Every function has its own pre- and post- conditions. So, if a function calls itself, it can use its own pre- and postconditions to deduce the properties of the answer computed by the self-call. This is remarkable and exactly correct.
Here is the desired specification of fact:
def fact(n)
{ pre n >= 0
post ans == n!
return ans
}
When fact calls itself, we use the above pre- and
postconditions to deduce what happens. In the process, we
deduce that the completed coding of fact possesses exactly
these same pre- and postconditions!
Recall again the ``official definition'' of n!:
0! == 1
n! == (n-1)! * n, for n > 0
Here is the deduction that fac meets its
stated pre- and postconditions:
===================================================
def fact(n) :
{ pre n >= 0
post ans == mult(n)
return ans
}
if n == 0 :
ans = 1
{ 1. ans == 1 premise
2. n == 0 premise
3. ans == 0! definition of 0! == 1
4. ans == n! subst 2 3
}
else :
{ 1. ¬(n == 0) premise
2. n > 0 premise
3. n - 1 >= 0 algebra 1 2 # this proves prefac
}
sub = fact(n-1)
{ 1. sub == (n-1)! premise } # postfac
ans = sub * n
{ 1. ans == sub * n premise
2. sub == (n-1)! premise
3. ans == (n-1)! * n subst 2 1
4. ans == n! definition of n! == (n-1)! * n
}
{ 1. ans == n! premise }
}
return ans
===================================================
We did it! By guessing a useful pre- and postcondition, we proved
that the coding of fact that calls itself establishes the
pre- and postconditions.
Here is a sample call of the end result:
===================================================
{ 200 >= 0, that is [200/n]prefact }
x = fact(200)
{ [x/ans][200/n]postfact, that is, x == 200! }
===================================================
In the next chapter, we will see a strong connection between
a function's self-call and a loop --- in both cases, the construct
reuses its very own
``pre-post-condition'' when repeating itself.
def f(x):
{ pre Qx (that is, assertion Q mentions x)

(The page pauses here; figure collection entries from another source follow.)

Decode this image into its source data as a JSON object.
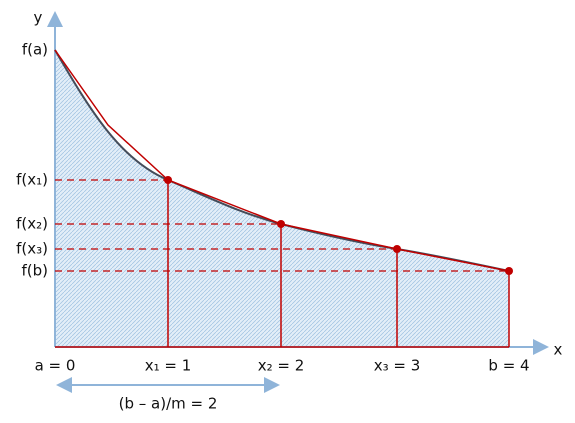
{
  "axes": {
    "y_label": "y",
    "x_label": "x"
  },
  "y_labels": [
    "f(a)",
    "f(x₁)",
    "f(x₂)",
    "f(x₃)",
    "f(b)"
  ],
  "x_labels": [
    "a = 0",
    "x₁ = 1",
    "x₂ = 2",
    "x₃ = 3",
    "b = 4"
  ],
  "step_label": "(b – a)/m = 2"
}
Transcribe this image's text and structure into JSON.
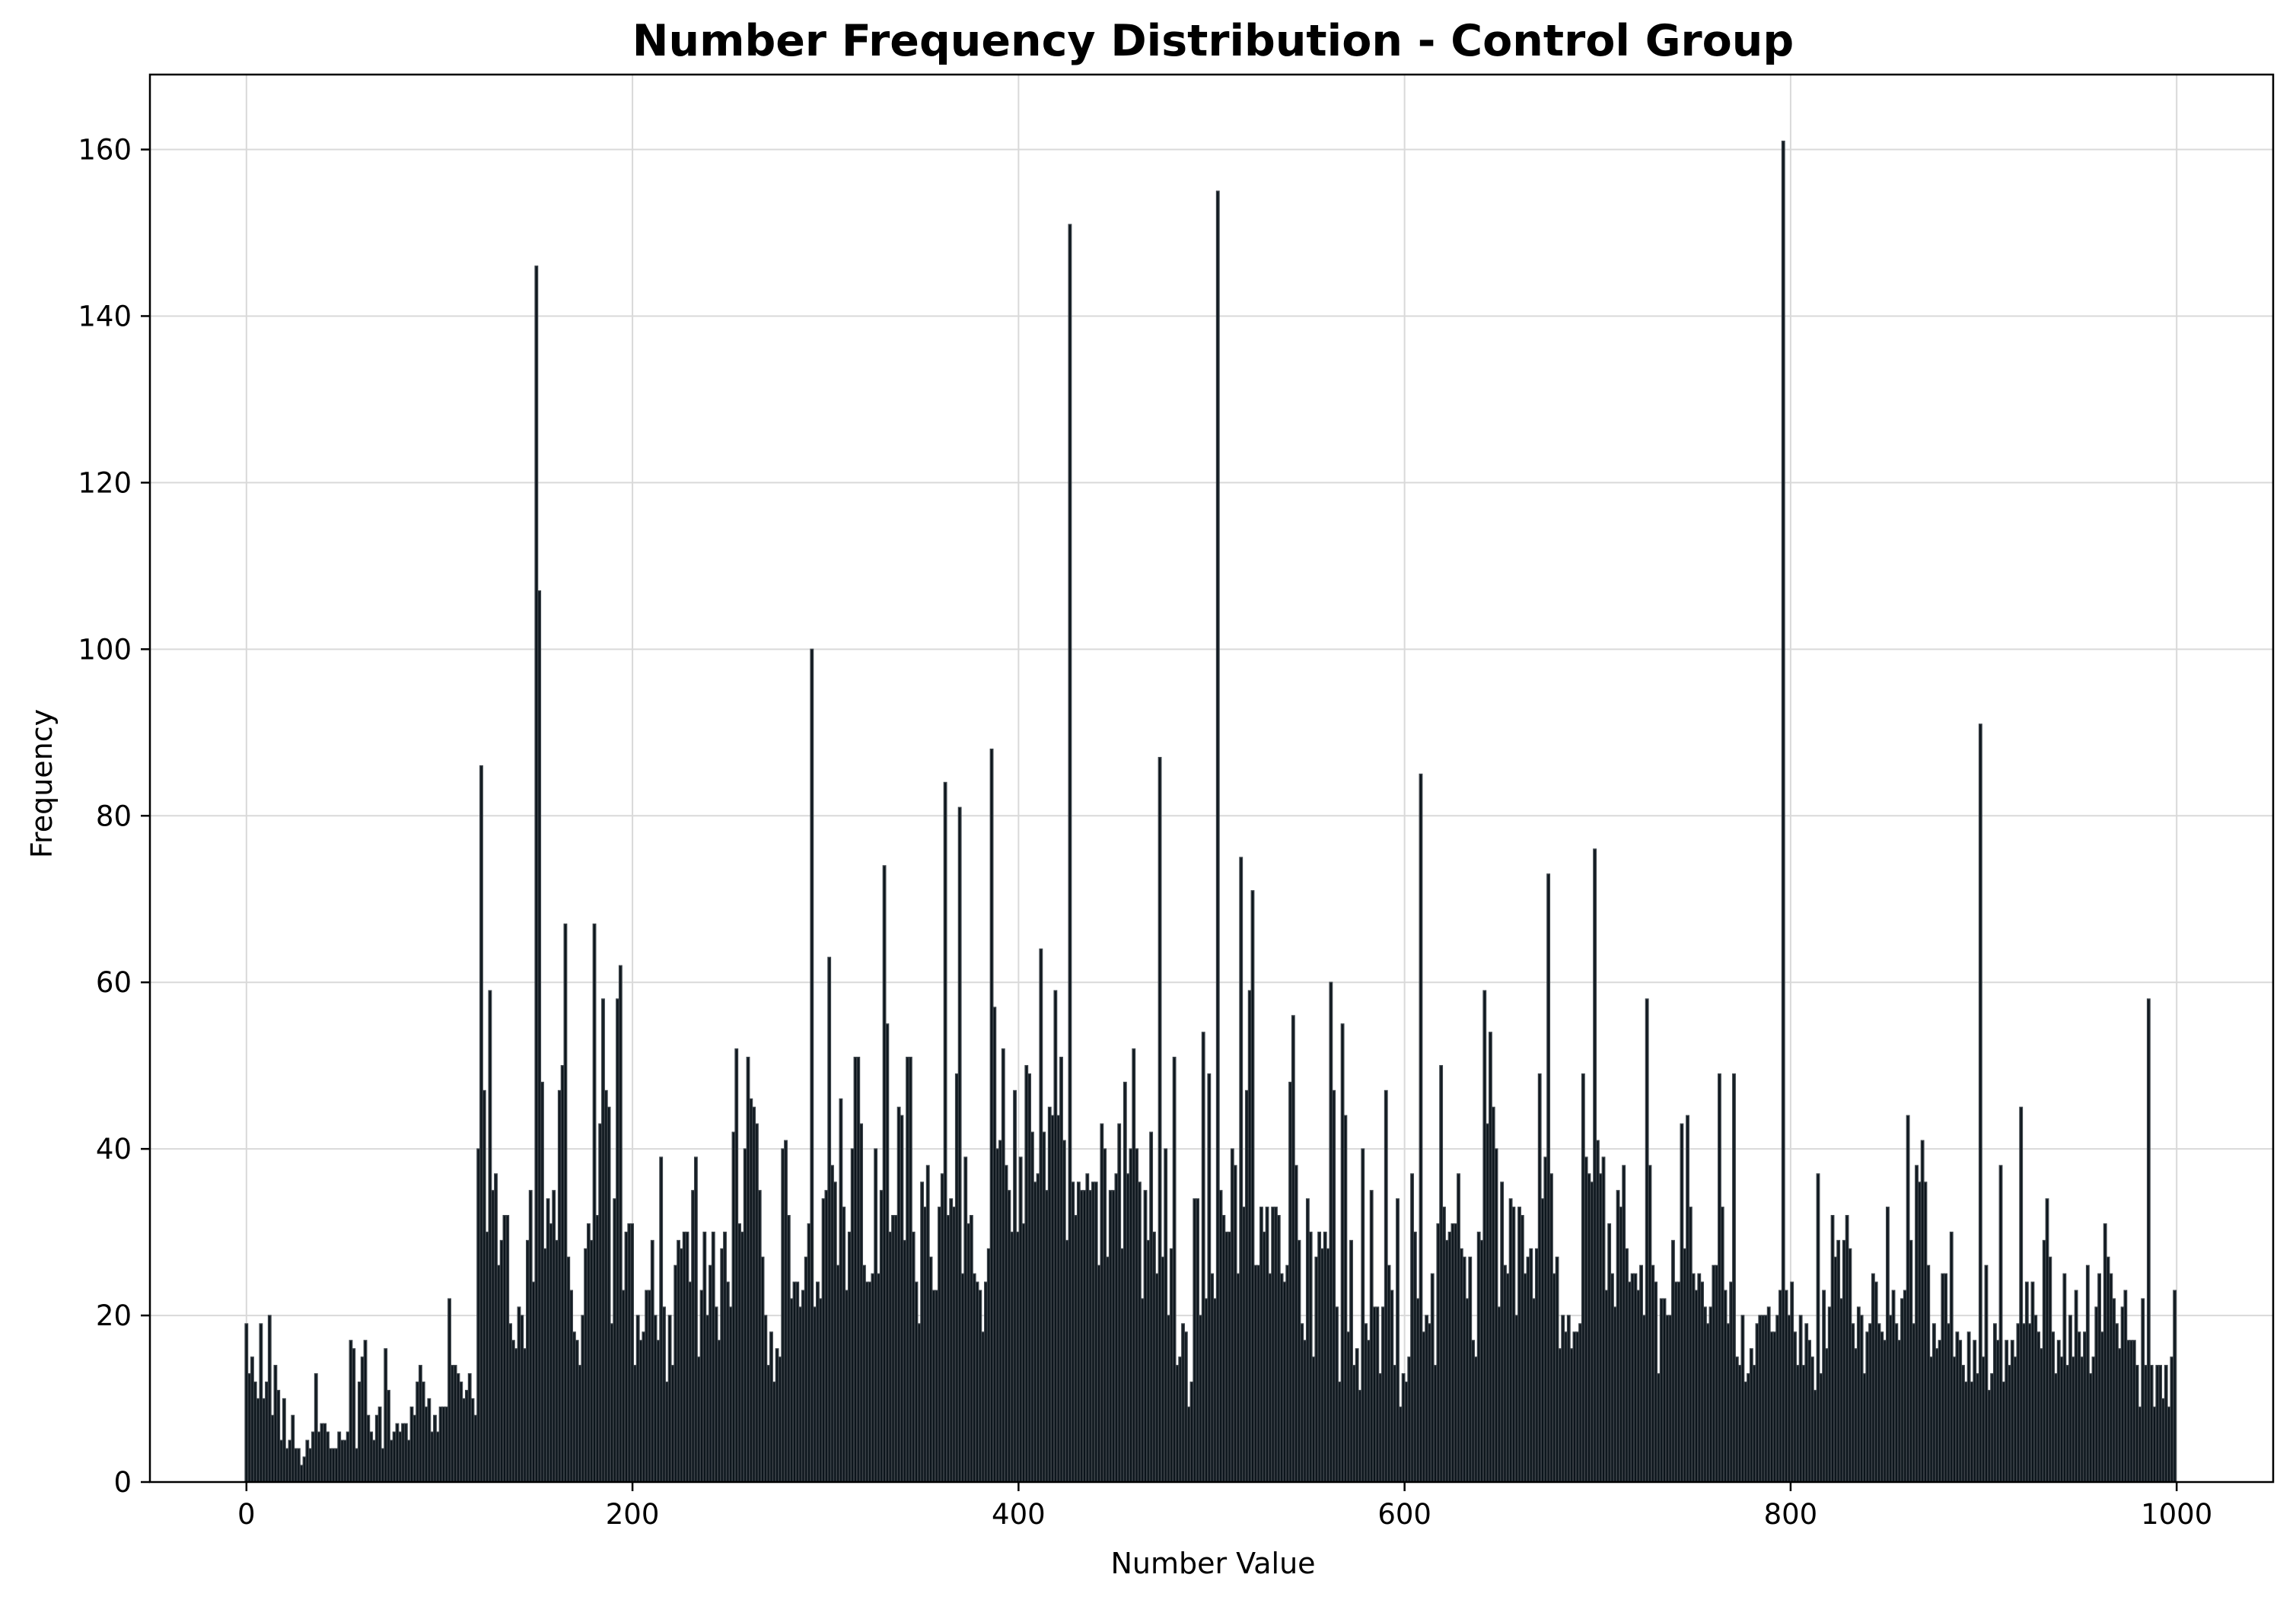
{
  "chart_data": {
    "type": "bar",
    "title": "Number Frequency Distribution - Control Group",
    "xlabel": "Number Value",
    "ylabel": "Frequency",
    "xlim": [
      -50,
      1050
    ],
    "ylim": [
      0,
      169
    ],
    "xticks": [
      0,
      200,
      400,
      600,
      800,
      1000
    ],
    "yticks": [
      0,
      20,
      40,
      60,
      80,
      100,
      120,
      140,
      160
    ],
    "grid": true,
    "bar_color": "#0b141b",
    "bar_edge_color": "#3a4147",
    "x_range": [
      0,
      999
    ],
    "values": [
      19,
      13,
      15,
      12,
      10,
      19,
      10,
      12,
      20,
      8,
      14,
      11,
      5,
      10,
      4,
      5,
      8,
      4,
      4,
      2,
      3,
      5,
      4,
      6,
      13,
      6,
      7,
      7,
      6,
      4,
      4,
      4,
      6,
      5,
      5,
      6,
      17,
      16,
      4,
      12,
      15,
      17,
      8,
      6,
      5,
      8,
      9,
      4,
      16,
      11,
      5,
      6,
      7,
      6,
      7,
      7,
      5,
      9,
      8,
      12,
      14,
      12,
      9,
      10,
      6,
      8,
      6,
      9,
      9,
      9,
      22,
      14,
      14,
      13,
      12,
      10,
      11,
      13,
      10,
      8,
      40,
      86,
      47,
      30,
      59,
      35,
      37,
      26,
      29,
      32,
      32,
      19,
      17,
      16,
      21,
      20,
      16,
      29,
      35,
      24,
      146,
      107,
      48,
      28,
      34,
      31,
      35,
      29,
      47,
      50,
      67,
      27,
      23,
      18,
      17,
      14,
      20,
      28,
      31,
      29,
      67,
      32,
      43,
      58,
      47,
      45,
      19,
      34,
      58,
      62,
      23,
      30,
      31,
      31,
      14,
      20,
      17,
      18,
      23,
      23,
      29,
      20,
      17,
      39,
      21,
      12,
      20,
      14,
      26,
      29,
      28,
      30,
      30,
      24,
      35,
      39,
      15,
      23,
      30,
      20,
      26,
      30,
      21,
      17,
      28,
      30,
      24,
      21,
      42,
      52,
      31,
      30,
      40,
      51,
      46,
      45,
      43,
      35,
      27,
      20,
      14,
      18,
      12,
      16,
      15,
      40,
      41,
      32,
      22,
      24,
      24,
      21,
      23,
      27,
      31,
      100,
      21,
      24,
      22,
      34,
      35,
      63,
      38,
      36,
      26,
      46,
      33,
      23,
      30,
      40,
      51,
      51,
      43,
      26,
      24,
      24,
      25,
      40,
      25,
      35,
      74,
      55,
      30,
      32,
      32,
      45,
      44,
      29,
      51,
      51,
      30,
      24,
      19,
      36,
      33,
      38,
      27,
      23,
      23,
      33,
      37,
      84,
      32,
      34,
      33,
      49,
      81,
      25,
      39,
      31,
      32,
      25,
      24,
      23,
      18,
      24,
      28,
      88,
      57,
      40,
      41,
      52,
      38,
      35,
      30,
      47,
      30,
      39,
      31,
      50,
      49,
      42,
      36,
      37,
      64,
      42,
      35,
      45,
      44,
      59,
      44,
      51,
      41,
      29,
      151,
      36,
      32,
      36,
      35,
      35,
      37,
      35,
      36,
      36,
      26,
      43,
      40,
      27,
      35,
      35,
      37,
      43,
      28,
      48,
      37,
      40,
      52,
      40,
      36,
      22,
      35,
      29,
      42,
      30,
      25,
      87,
      27,
      40,
      20,
      28,
      51,
      14,
      15,
      19,
      18,
      9,
      12,
      34,
      34,
      20,
      54,
      22,
      49,
      25,
      22,
      155,
      35,
      32,
      30,
      30,
      40,
      38,
      25,
      75,
      33,
      47,
      59,
      71,
      26,
      26,
      33,
      30,
      33,
      25,
      33,
      33,
      32,
      25,
      24,
      26,
      48,
      56,
      38,
      29,
      19,
      17,
      34,
      30,
      15,
      27,
      30,
      28,
      30,
      28,
      60,
      47,
      21,
      12,
      55,
      44,
      18,
      29,
      14,
      16,
      11,
      40,
      19,
      17,
      35,
      21,
      21,
      13,
      21,
      47,
      26,
      23,
      14,
      34,
      9,
      13,
      12,
      15,
      37,
      30,
      22,
      85,
      18,
      20,
      19,
      25,
      14,
      31,
      50,
      33,
      29,
      30,
      31,
      31,
      37,
      28,
      27,
      22,
      27,
      17,
      15,
      30,
      29,
      59,
      43,
      54,
      45,
      40,
      21,
      36,
      26,
      25,
      34,
      33,
      20,
      33,
      32,
      25,
      27,
      28,
      22,
      28,
      49,
      34,
      39,
      73,
      37,
      25,
      27,
      16,
      20,
      18,
      20,
      16,
      18,
      18,
      19,
      49,
      39,
      37,
      36,
      76,
      41,
      37,
      39,
      23,
      31,
      25,
      21,
      35,
      33,
      38,
      28,
      24,
      25,
      25,
      23,
      26,
      20,
      58,
      38,
      26,
      24,
      13,
      22,
      22,
      20,
      20,
      29,
      24,
      24,
      43,
      28,
      44,
      33,
      25,
      23,
      25,
      24,
      21,
      19,
      21,
      26,
      26,
      49,
      33,
      23,
      19,
      24,
      49,
      15,
      14,
      20,
      12,
      13,
      16,
      14,
      19,
      20,
      20,
      20,
      21,
      18,
      18,
      20,
      23,
      161,
      23,
      20,
      24,
      18,
      14,
      20,
      14,
      19,
      17,
      15,
      11,
      37,
      13,
      23,
      16,
      21,
      32,
      27,
      29,
      22,
      29,
      32,
      28,
      19,
      16,
      21,
      20,
      13,
      18,
      19,
      25,
      24,
      19,
      18,
      17,
      33,
      20,
      23,
      19,
      17,
      22,
      23,
      44,
      29,
      19,
      38,
      36,
      41,
      36,
      26,
      15,
      19,
      16,
      17,
      25,
      25,
      19,
      30,
      15,
      18,
      17,
      14,
      12,
      18,
      12,
      17,
      13,
      91,
      15,
      26,
      11,
      13,
      19,
      17,
      38,
      12,
      17,
      14,
      17,
      15,
      19,
      45,
      19,
      24,
      19,
      24,
      20,
      18,
      16,
      29,
      34,
      27,
      18,
      13,
      17,
      15,
      25,
      14,
      20,
      15,
      23,
      18,
      15,
      18,
      26,
      13,
      15,
      21,
      25,
      18,
      31,
      27,
      25,
      22,
      19,
      16,
      21,
      23,
      17,
      17,
      17,
      14,
      9,
      22,
      14,
      58,
      14,
      9,
      14,
      14,
      10,
      14,
      9,
      15,
      23
    ],
    "values_1_999_note": ""
  }
}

post Rans,x (that is, assertion R mentions ans and x)
return ans (the name of the answer variable)
}
BODY # does not assign to x
return ans
We say that fpre is Qx and
fpost is Rans,x.
Here is the schematic for a correct call of the function.
{ ... [e/x]fpre }
y = f(e) # y does not appear in e
{ 1. [y/ans][e/x]fpost premise
2.[yold/y]P premise
...
}
g = ... # the global variable
{ globalinv Ig } # must be proved true here
def f(x):
{ pre Qx,g (that is, assertion Q mentions x and g)
post Rans,x,g (that is, R mentions ans, x, and g)
return ans
}
global g # g can be updated by f
{ 1. Qx,g premise
2. Ig premise
...
} # pre and global invariant hold true on entry
BODY # does not assign to x but may assign to g
{ ... Rans,x,g ∧ Ig } # we must prove post and Ig on exit
return ans
For the function's invocation,
we deduce P ∧ [e/x]pref to get three facts as a result:
{ ... P ∧ [e/x]pref, that is, Qe,g }
y = f(e) # y and g do not appear in e, and y and g are distinct names
{ 1. [y/ans][e/x]postf , that is, Ry,e,g
2. [yold/y][gold/g]P
3. Ig
...
}
Further, provided that all assignments to global variable g occur
only within functions that preserve its Ig, we can always assert
Ig as needed in the main program.
def f(x):
{ pre Qx
post Rans,x
return ans
}
if a call to f is meant to achieve a goal, G, we reason
backwards from G to its subgoal like this:
{ subgoal: [e/x]pref ∧ ([e/x][y/ans]postf —> G) }
y = f(e) # y does not appear in argument e
{ goal: G }
It is a good exercise to extend this backwards law to procedures. Try it.